Nick Lucid, no, he is not lucid, explains what lightnings are and how do they form. On Science Asylum he has great videos that explain a ton of things from the world around us. Subscribe now and don’t miss any episode.

Now, back to lightnings, 90% strike within the clouds or from one cloud to the other. You need cumulonimbus clouds, those bulky ash looking clouds, also called storm clouds. Inside those clouds there are a ton of water crystals that are flying around like crazy.Those crystals will have the positive charges on the outside and the negative charges on the inside.

Since these crystals are hitting each other at a high rate, some pieces of them will break and they will contain mostly positive charge. After a while the negative charge will build up at the bottom of the cloud and the positive at the upper part.

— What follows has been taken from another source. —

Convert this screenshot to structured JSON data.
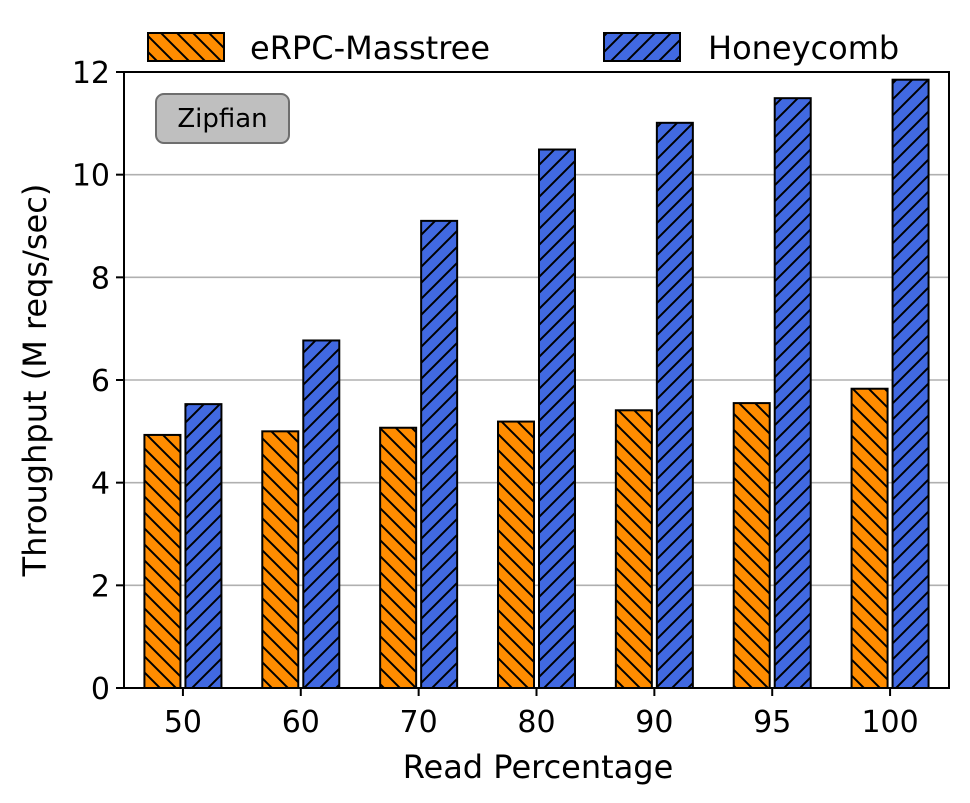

Now that we have a ton of negative charge in the bottom of that cloud, it will push away the electrons of the ground and the ground will now be positively charged. Fun fact: a few seconds before the lightning strikes your hair will stick up.

After the earth becomes positively charged the air will, too, become charged and will form patches of conductivity that are 100 – 160 feet away from each other. When these patches reach the cloud, the lightning strikes in 1/4 seconds sending 1 – 10 coulombs of charge each second with peaks of 4-40 amps.

But the strike is not continuous. It happens in bursts and each suck stroke could carry 2000 – 20000 amps. The lighting heats up the air up to 28 000 degrees Celsius and this is why its color is bright blue.